Remember the Dodge Avenger? Of course you do, because FCA didn’t get around to discontinuing it until 2014 (though new Avengers were still being sold as late as 2018). It was based on a Mitsubishi Galant-derived platform that got DaimlerChrysler-ized prior to being dragooned into the far-flung Fabbrica Italiana Automobili di Torino Imperium, making it a perfectly serviceable midsize sedan that lacked only a dash of AMC/Renault and perhaps Simca DNA to be the representative of every company with which Chrysler did business during the 1980-2010 period. What some of us may have forgotten was that there was an R/T version of the Avenger, and I’ve managed to find one of those rare machines in a Colorado boneyard.

The second-generation (2008-2014) Avenger sold very well as a fleet vehicle, so most of the examples you’ll see are low-spec cars with the base engine and exteriors done up in Soporific Silver or Tedium White paint (not the actual names for those colors).

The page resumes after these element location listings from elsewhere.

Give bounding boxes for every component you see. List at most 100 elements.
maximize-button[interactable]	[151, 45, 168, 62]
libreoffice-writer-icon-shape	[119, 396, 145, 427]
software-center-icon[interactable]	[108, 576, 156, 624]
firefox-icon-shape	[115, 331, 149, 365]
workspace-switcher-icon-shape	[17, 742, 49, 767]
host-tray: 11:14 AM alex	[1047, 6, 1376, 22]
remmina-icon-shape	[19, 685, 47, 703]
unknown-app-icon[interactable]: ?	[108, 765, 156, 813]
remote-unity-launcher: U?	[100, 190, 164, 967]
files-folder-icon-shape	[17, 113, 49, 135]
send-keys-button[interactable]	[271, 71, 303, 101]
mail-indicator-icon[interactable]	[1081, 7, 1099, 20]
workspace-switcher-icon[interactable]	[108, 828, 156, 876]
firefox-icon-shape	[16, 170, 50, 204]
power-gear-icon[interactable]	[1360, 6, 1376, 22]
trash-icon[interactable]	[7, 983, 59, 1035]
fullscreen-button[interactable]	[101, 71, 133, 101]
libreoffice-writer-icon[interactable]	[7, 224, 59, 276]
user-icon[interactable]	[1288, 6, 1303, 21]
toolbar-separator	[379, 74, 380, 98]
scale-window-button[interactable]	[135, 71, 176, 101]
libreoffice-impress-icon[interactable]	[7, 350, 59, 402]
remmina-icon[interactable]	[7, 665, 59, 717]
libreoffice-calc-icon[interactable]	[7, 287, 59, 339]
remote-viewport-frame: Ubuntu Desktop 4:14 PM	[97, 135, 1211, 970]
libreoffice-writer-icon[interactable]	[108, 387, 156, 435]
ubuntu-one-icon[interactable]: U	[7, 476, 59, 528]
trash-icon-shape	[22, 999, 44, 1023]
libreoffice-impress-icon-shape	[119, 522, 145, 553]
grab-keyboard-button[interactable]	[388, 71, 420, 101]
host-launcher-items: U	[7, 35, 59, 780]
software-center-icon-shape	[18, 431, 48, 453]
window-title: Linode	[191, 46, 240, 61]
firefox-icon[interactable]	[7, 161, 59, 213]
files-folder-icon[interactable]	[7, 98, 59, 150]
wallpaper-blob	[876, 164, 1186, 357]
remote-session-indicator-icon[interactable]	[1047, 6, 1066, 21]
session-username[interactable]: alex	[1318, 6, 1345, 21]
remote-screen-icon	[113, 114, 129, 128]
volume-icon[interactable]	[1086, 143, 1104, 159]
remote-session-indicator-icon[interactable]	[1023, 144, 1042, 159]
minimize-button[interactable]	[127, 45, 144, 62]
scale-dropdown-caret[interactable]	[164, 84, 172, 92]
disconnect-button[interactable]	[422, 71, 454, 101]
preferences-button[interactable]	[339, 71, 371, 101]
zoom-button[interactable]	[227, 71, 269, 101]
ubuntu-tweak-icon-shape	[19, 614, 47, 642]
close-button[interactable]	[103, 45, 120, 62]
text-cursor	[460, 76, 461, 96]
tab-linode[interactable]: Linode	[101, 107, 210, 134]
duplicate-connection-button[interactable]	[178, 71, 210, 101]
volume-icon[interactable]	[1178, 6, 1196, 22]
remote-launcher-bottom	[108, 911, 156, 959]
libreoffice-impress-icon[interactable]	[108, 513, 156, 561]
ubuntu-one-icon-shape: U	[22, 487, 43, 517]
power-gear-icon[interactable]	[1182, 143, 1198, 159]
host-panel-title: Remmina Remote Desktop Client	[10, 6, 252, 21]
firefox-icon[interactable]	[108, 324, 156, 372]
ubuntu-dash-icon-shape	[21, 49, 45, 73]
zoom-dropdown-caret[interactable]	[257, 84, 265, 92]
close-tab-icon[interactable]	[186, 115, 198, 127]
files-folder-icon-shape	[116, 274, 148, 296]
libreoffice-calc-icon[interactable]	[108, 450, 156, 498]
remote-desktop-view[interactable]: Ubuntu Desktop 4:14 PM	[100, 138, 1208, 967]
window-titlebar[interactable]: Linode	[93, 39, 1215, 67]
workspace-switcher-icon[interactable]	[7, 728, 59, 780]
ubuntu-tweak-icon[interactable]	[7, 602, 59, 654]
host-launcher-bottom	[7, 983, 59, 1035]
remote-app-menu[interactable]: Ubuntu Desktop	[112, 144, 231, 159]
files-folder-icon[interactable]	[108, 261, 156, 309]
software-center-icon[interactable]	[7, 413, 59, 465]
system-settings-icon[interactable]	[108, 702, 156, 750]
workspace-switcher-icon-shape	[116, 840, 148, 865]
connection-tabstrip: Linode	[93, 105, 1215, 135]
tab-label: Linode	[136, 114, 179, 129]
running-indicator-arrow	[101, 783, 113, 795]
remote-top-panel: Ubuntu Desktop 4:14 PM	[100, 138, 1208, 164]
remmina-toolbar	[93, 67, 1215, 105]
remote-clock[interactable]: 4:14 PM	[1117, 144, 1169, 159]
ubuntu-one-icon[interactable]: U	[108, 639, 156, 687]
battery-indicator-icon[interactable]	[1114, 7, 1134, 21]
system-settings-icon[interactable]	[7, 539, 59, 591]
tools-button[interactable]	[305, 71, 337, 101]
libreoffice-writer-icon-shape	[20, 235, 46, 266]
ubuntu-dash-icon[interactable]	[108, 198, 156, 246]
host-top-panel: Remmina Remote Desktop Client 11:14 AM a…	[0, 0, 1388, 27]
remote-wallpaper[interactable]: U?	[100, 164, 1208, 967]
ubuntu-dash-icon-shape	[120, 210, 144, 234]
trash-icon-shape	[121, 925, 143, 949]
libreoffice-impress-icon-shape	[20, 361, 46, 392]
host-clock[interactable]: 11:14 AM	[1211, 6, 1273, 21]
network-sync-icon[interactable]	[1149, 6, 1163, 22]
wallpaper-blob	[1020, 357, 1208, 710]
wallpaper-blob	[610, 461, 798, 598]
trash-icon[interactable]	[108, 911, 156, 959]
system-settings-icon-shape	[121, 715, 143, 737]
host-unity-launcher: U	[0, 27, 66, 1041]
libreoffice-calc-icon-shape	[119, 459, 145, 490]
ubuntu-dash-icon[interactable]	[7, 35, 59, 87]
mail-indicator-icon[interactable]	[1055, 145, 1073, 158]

This one has shriekingly bright Sunburst Orange paint with graphics that wouldn’t have looked out of place on the cars of Chrysler’s Lysergic Era.

The list price of a base-grade 2008 Avenger SE was just $19,640, while the front-wheel-drive Avenger R/T had an MSRP of $24,220 that year (that’s about $27,555 and $33,985 in inflation-adjusted 2022 dollars). You could get an all-wheel-drive ’08 Avenger R/T for an additional two grand.

The SE came with the 2.4-liter World Engine four-banger, a powerplant developed by a Hyundai-Mitsubishi-Chrysler partnership that made 173 horses in 2008. The next step up was the 2.7-liter V6 engine originally designed for use in the Chrysler LH cars, and then there was the R/T’s mighty 3.5-liter SOHC V6 (seen here dangling out the bottom of the car because some junkyard shopper yanked the transmission separately). You got 235 horsepower in your ’08 Avenger R/T, which was non-shabby for a car that scaled in at about 3,600 pounds. Later Avenger R/Ts got a 283-horse Pentastar V6, which must have provided some front-tire-shredding, torque-steery fun.

Someone bought most of the front body components before I got here.

I expected to see an angrier air freshener here.

The later Avenger R/T was a fairly powerful and well-equipped car for the price, but sedans just don’t sell well in our current truck-crazed century and the Avenger had to go.

It would play Deep Purple on the dyno!